Central African Republic: UN chief hails signing of new peace agreement

MINUSCA Central African President, Faustin Archange Touadera, Sudanese President Omar al-Bashir, the Chairman of the African Union Commission Moussa Faki Mahamat and 14 armed groups initialed the Central African peace and reconciliation agreement, in Khartoum, Sudan, on February 5 2019.

This article is brought to you in association with the United Nations.

Following the signing of a peace agreement between the Government of the Central African Republic (CAR) and 14 non-state armed groups active in the country on Wednesday, the United Nations Secretary-General, António Guterres, congratulated all stakeholders and encouraged them to now “live up to their commitments”.

CAR has been grappling with conflict since 2012, as fighting between the mostly Christian anti-Balaka militia and the mainly Muslim Séléka rebel coalition killed thousands and left two out of three civilians dependent on humanitarian aid. In 2013, armed groups seized the capital and then President François Bozizé was forced to flee. After a brief period of reduced violence in 2015, and elections held in 2016, fighting intensified again at the end of the year.

Peace talks had started on 24 January this year in Khartoum, Sudan, and lasted 10 days under the auspices of the African Initiative for Peace and Reconciliation in CAR, led by the African Union (AU) with UN support. The deal was agreed in Khartoum, but formally-signed on Wednesday in CAR’s capital, Bangui.

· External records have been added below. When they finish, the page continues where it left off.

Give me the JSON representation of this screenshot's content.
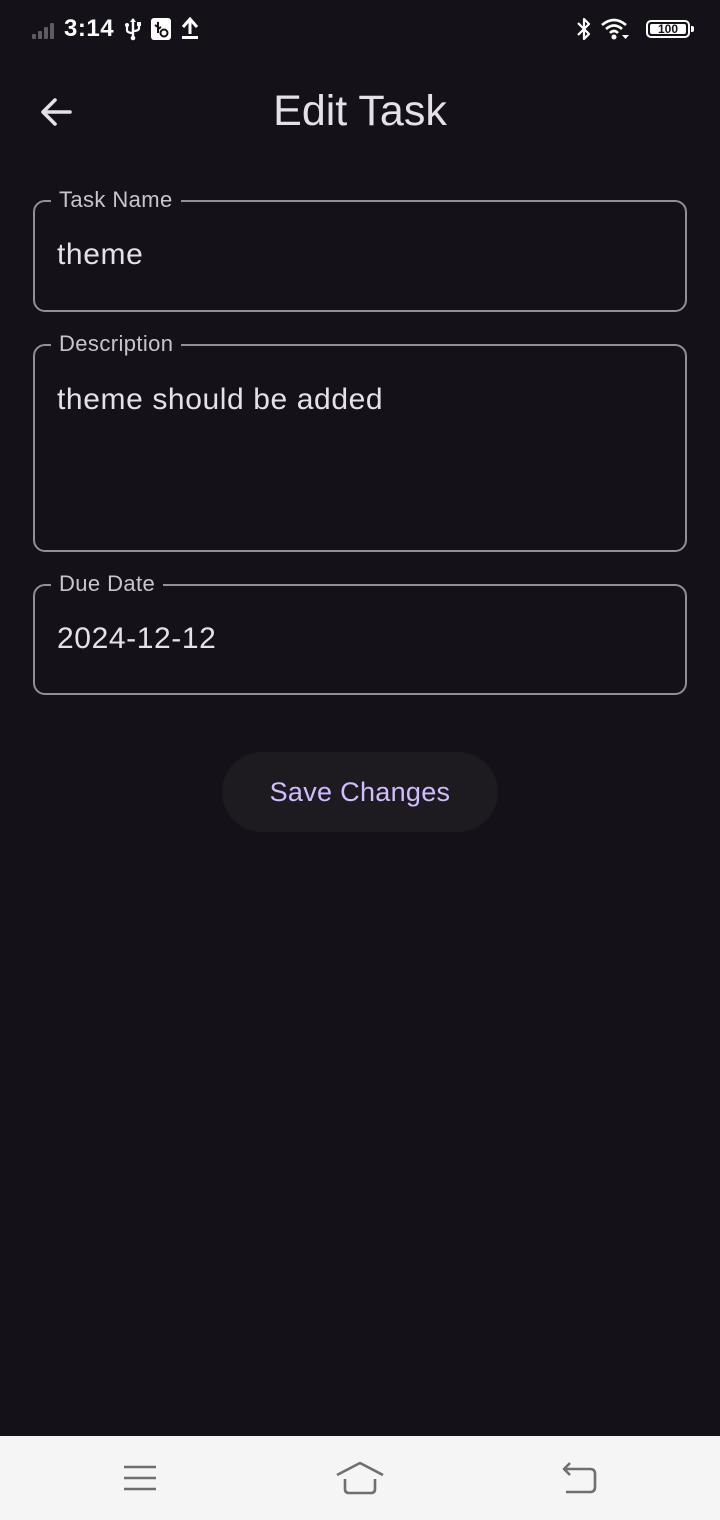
{
  "status_bar": {
    "time": "3:14",
    "battery_level": "100",
    "icons": [
      "signal-icon",
      "usb-icon",
      "usb-debug-icon",
      "upload-icon",
      "bluetooth-icon",
      "wifi-icon",
      "battery-icon"
    ]
  },
  "app_bar": {
    "title": "Edit Task",
    "back_icon": "arrow-left-icon"
  },
  "form": {
    "task_name": {
      "label": "Task Name",
      "value": "theme"
    },
    "description": {
      "label": "Description",
      "value": "theme should be added"
    },
    "due_date": {
      "label": "Due Date",
      "value": "2024-12-12"
    },
    "save_label": "Save Changes"
  },
  "nav_bar": {
    "icons": [
      "menu-icon",
      "home-icon",
      "back-icon"
    ]
  },
  "colors": {
    "background": "#141218",
    "on_surface": "#e6e0e9",
    "outline": "#938f99",
    "label": "#cac4d0",
    "primary": "#d0bcff",
    "button_surface": "#1d1b20",
    "nav_bar": "#f5f5f5"
  }
}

Mr. Guterres commended the stakeholders for the successful conclusion of the talks, highlighting the “leadership role” of the AU and encouraged “all stakeholders to live up to their commitments in the implementation period”.

He reiterated the United Nations’ commitment to assist the Central African Republic “at this critical stage”, and called “on neighbouring countries, regional organizations and all international partners to support the courageous steps that Central Africans have made to bring lasting peace and stability in their country”.

Among other recent positive developments towards stability and accountability in the Central African Republic, political coordinator of the mainly Christian anti-Balaka militia faction, Patrice-Edouard Ngaïssona, was transferred two weeks ago to the International Criminal Court to face accusations of crimes against humanity and war crimes. He had been arrested on 12 December last year in France, on a warrant for crimes allegedly committed in CAR during 2013 and 2014.

As the Central African Republic enters this new phase, the UN chief announced on Wednesday also that Mankeur Ndiaye of Senegal will be his new Special Representative to the country, mandated to head the UN’s stabilization mission there (MINUSCA). He succeeds Parfait Onanga-Anyanga of Gabon, who had been leading the Mission since August 2015.

The UN Secretary-General said he was “grateful” for Mr. Onanga-Anyanga’s “unwavering commitment”, stating that his “leadership, integrity, personal commitment and tireless efforts have been crucial, including in support of the ongoing peace process as part of the Panel of Facilitators of the African Initiative”.